The British horse calvary of 1854 never heard of the easy button. Capt. Robert Scott, hauling mountainous sleds of gear on his march to the South Pole, would scoff.

There is nothing wrong with fishing smarter. Nor is there anything patently wrong with hunting smarter. However, there is a line, albeit a quite wiggly one, that you should not cross.

Let's take a tongue-in-cheek look at that line…

It is OK to road hunt. Providing, of course, you don't luck out and shoot a caribou in the ditch on the first day — that is to be looked on with disdain. Should the caribou be taken after the expenditure of a couple of drums of fuel, two cases of beer and five hard days on the Denali Highway, then the ditch caribou is just wonderful luck.
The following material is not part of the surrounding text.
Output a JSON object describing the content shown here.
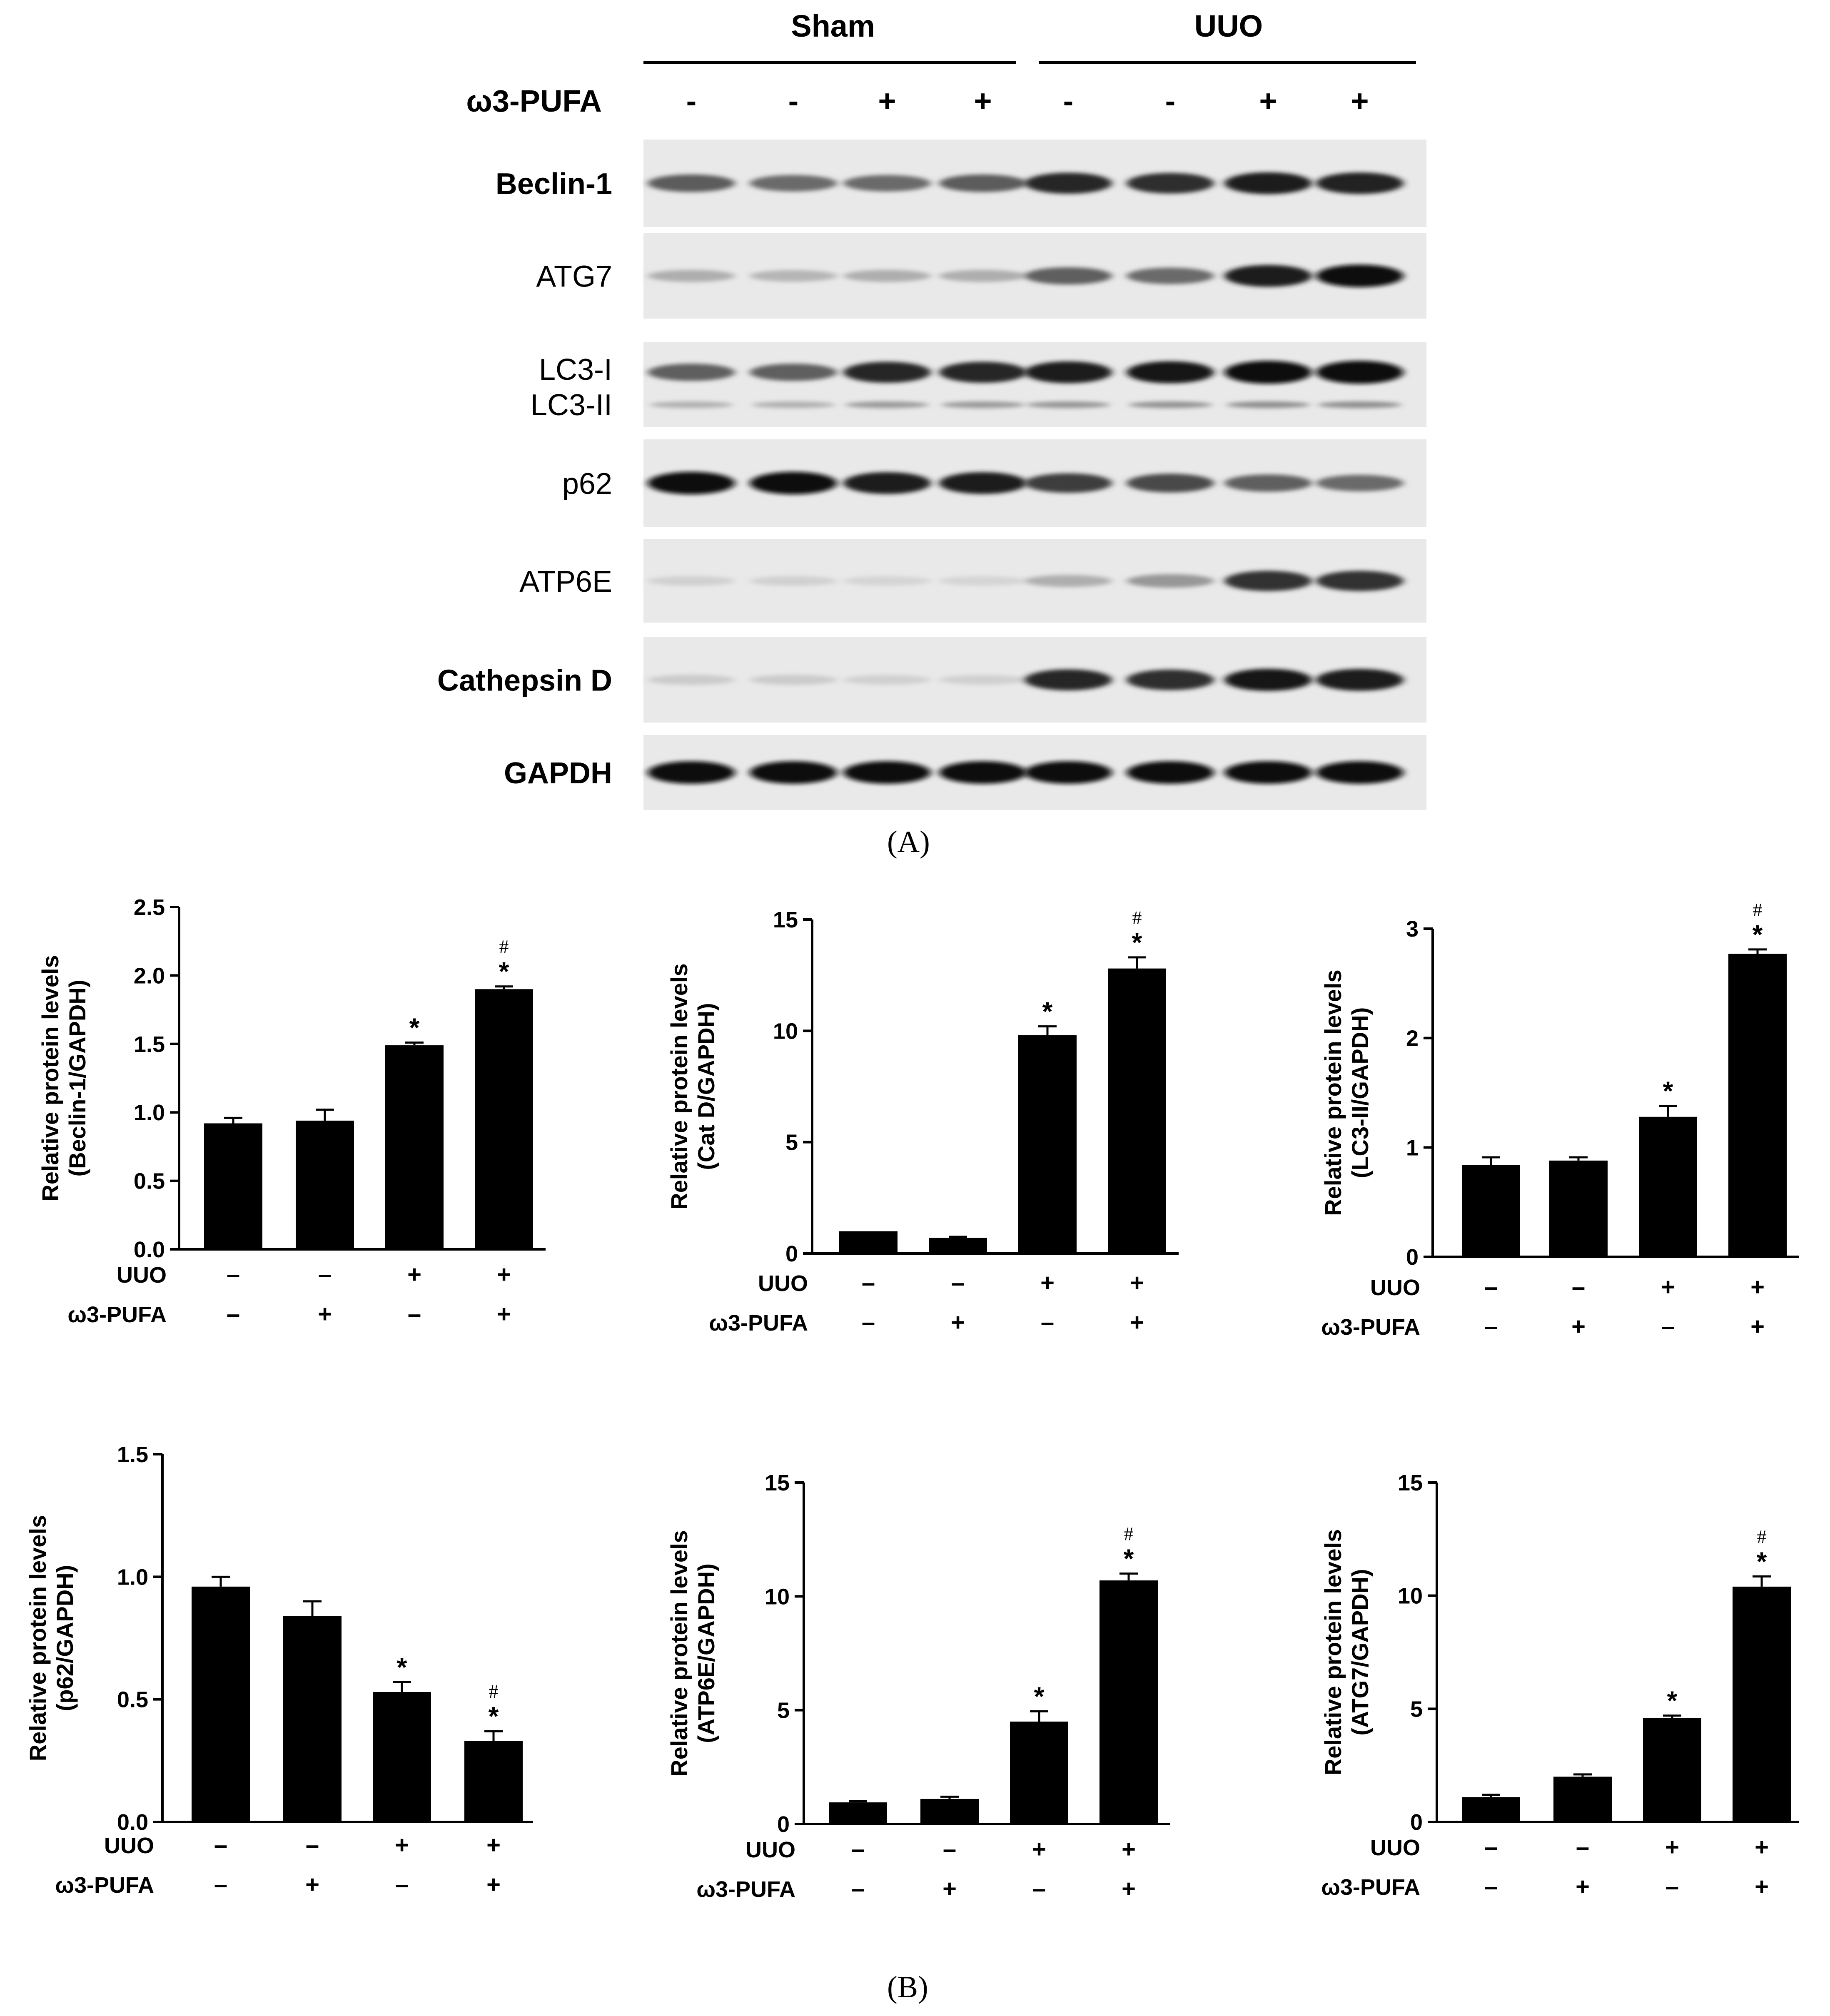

The introduction of the four-wheeler to the hunting scene has been a boon to ATV manufacturers. However, many states have reacted with alarm. Road-hunting in the woods is not fair. Those states made it illegal to use the ATV for any purpose other than to ride to camp.

Alaskans are different, especially the dirt-hugging generation. "Ain't nobody gonna tell me how I can hunt!" And no one does. Most of the trails not in walk-in areas have far more four-wheelers traveling on them than the Denali or Richardson highways have trucks.

A true "easy button" hunter does not own a pack frame at all. Should he need to borrow one because the caribou is out of dragging range, then the borrowing needs be done under the cover of darkness.

Fishermen are the masters of the easy button. Not long ago, certainly within recent memory, sockeye were taken from Alaska rivers with the old "Kenai Twitch" method of fishing. Purists were aghast at this brutal method of catching reds. They applied enough pressure at the Fish Board meetings to have the treble hook outlawed for salmon. Now the "twitch" must be mastered with a single hook.

Not to be outdone, anglers who do not play with their food instituted a personal-use fishery that is practiced with dipnets. These nets sport a 12-foot handle and have a 4-foot opening. That was a big improvement over the twitch. The easy button.

Kidding aside, things that come too easily are not cherished. The reason you tell a story about the moose shot by the side of the road is because of the comparison with those that were immeasurably tougher to retrieve.

ATVs are fun and have their place. But walking is good for the soul.

A 20-mile four-wheeler ride is no big deal. Take a five-mile walk across the tundra and you have a story to tell. The memories of the mosquitoes that almost carried you off and the mother ptarmigan with chicks that attempted to drive you away by pretending to be injured are incredibly vivid and noteworthy.

Dipnet a half-dozen sockeye at Chitina and you had a poor day. Hook and land a single 4-pound humpy on a light rod with 5-pound test and you will remember that fish for the rest of your life.

Sir John Franklin perished along with more than a hundred other men in his quest for the Northwest Passage. He was revered for his honorable failure. Roald Amundson passed through relatively easily with superior preparation, and he did not get nearly the recognition.

The easy button is not to be disdained in all situations. But the satisfaction and old-school charm of hand-pulling a gillnet loaded with salmon over the gunwales of an open skiff while the seagulls scream "mine! mine! mine!" overhead is not to be denied.

The industrial roar of Honda hydraulics powering a mechanical roller provides an unquestionable increase in efficiency. But is what you do, and what you love to do, really about how little effort you might expend?

"Then they rode back, but not, not the six hundred. When can their glory fade, O the wild charge they made!"

John Schandelmeier is a lifelong Alaskan who lives near Paxson with his family. He is a Bristol Bay commercial fisherman and a two-time Yukon Quest champion.